Léim ar aghaidh chuig an bpríomhábhar
Gnáthamharc

Dáil Éireann díospóireacht -
Thursday, 10 Feb 2022

Vol. 1017 No. 7

Planning and Development (Amendment) (Breach of Building Regulations) Bill 2022: First Stage

I move:

That leave be granted to introduce a Bill entitled an Act to amend the Planning and Development Act 2000 and to provide for related matters.

As Members of the House will be aware, tens of thousands of families across the country are affected by Celtic tiger-era latent defects and by defective building materials. As we speak, there are thousands of families with properties crumbling around them in counties Donegal, Mayo, Sligo, Limerick and Clare. Families in Clare still do not have certainty as to whether they will be included in the current defective block redress scheme, inadequate and all as the scheme is. Families in Mayo and Donegal have had to endure increasing frustration at the last minute introduction of a sliding scale to the so-called enhanced scheme last year and the particularly weak conditions included in the departmental memorandum published this week whereby the scheme may only cover remediation to 2007 building standards, despite the fact that, strictly speaking, that would be illegal. The scheme will also exclude other crucial remediation activities, such as works to the foundations. We do not even know when that legislation is going to be introduced, let alone whether a scheme will be available for the affected families to apply for this year. That situation is completely unacceptable and contrary to the promises of the Government.

Likewise, tens of thousands of families are living in houses, apartments and duplexes with significant building defects from the Celtic tiger era, including safety issues and water ingress. While a working group was set up, as committed to in the programme for Government, it has missed its deadline and may not report before the summer of this year. It is still not clear whether any effective redress for those homeowners will be in place in time for budget 2023.

The programme for Government also contains a clear commitment to review the building control regime, which is welcome. It includes a reference to a cross-party Oireachtas committee report, Safe as Houses, that I authored and that was approved by a committee in 2018. It recommended a wide range of further reforms that are needed. Those reforms are crucial because if we are to see an expansion of residential building activity, we need to ensure we learn from the mistakes of the past.

The Bill I am introducing makes one relatively small but significant change to the Planning and Development Acts. Currently, when a local authority or planning authority is assessing a planning application, it cannot take into account whether the applicant previously breached planning conditions or failed to complete a previous planning application. Those authorities are not allowed to take into account any previous breaches of building control regulations, which is something planning authorities speak to us about all the time. This Bill, which has been through the Office of Parliamentary Legal Advisers, would empower local authorities when assessing any new planning application to take into account previous breaches of building control regulations by developers.
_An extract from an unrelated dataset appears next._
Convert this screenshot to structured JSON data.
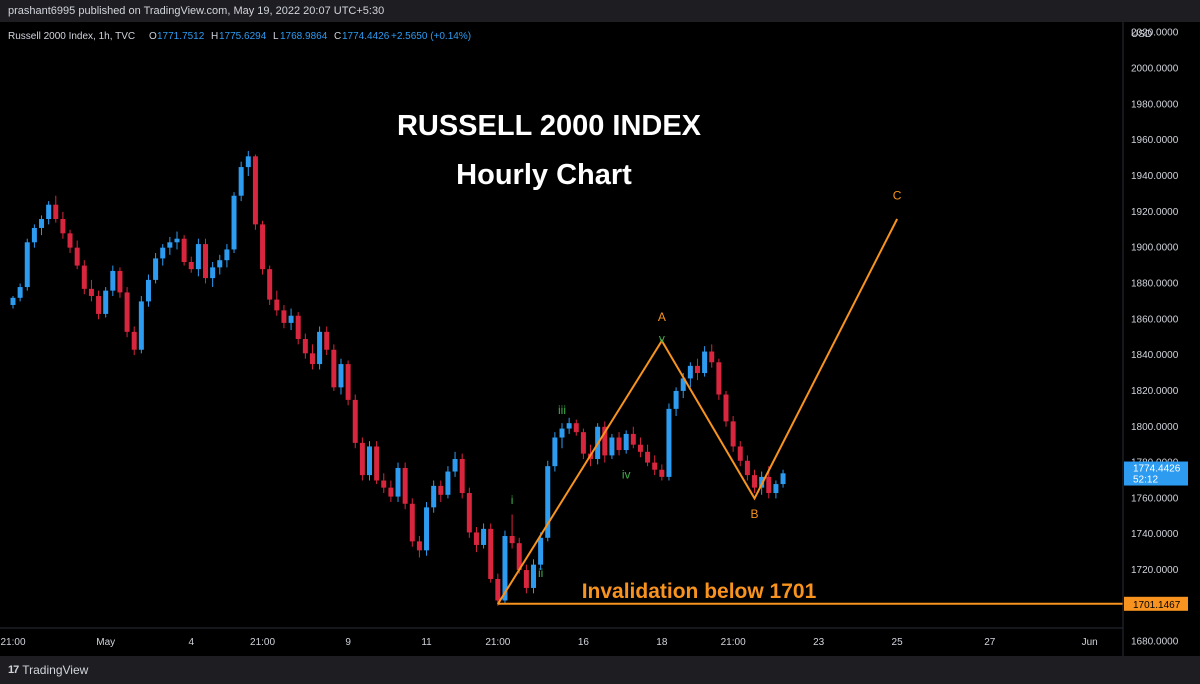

Why is this important? In my constituency today, there is a development, which has been well reported on by the newspapers, where the developer refurbished an old gym into 48 apartments in complete breach not only of planning, because there was no planning either through the local authority or An Bord Pleanála, but also of the Building Control (Amendment) Regulations 2014. Not a single certificate was submitted and that case is currently subject to planning enforcement with South Dublin County Council. That developer should not get planning permission for any development ever again.

That developer has put the residents, some of whom have come from emergency accommodation and homelessness, in a situation where they are in a building that is not only technically illegal but potentially of significant risk to the adults and children who live there. If tomorrow that developer applies for planning permission for another development in South Dublin County Council, he or she is not permitted under law to take into account those very clear and unquestionable breaches of building control in the planning application.

This is very simple and sensible. I hope when we bring forward this Bill in Private Members' time that the Government will take its merit at face value, take into account the efforts both of my team and the Office of Parliamentary Legal Advisers in drafting this Bill and support it so that our planning authorities have every tool available to ensure rogue builders and developers with a history of defective building are not allowed to secure planning permission and continue to build defective buildings into the future. On that basis, I am introducing the Bill at First Stage today.

Is the Bill opposed?

Question put and agreed to.

Since this is a Private Members' Bill, Second Stage must, under Standing Orders, be taken in Private Members' time.

I move: "That the Bill be taken in Private Members' time."

Question put and agreed to.
Cuireadh an Dáil ar fionraí ag 1.11 p.m. go dtí 1.51 p.m.
Sitting suspended at 1.11 p.m. and resumed at 1.51 p.m.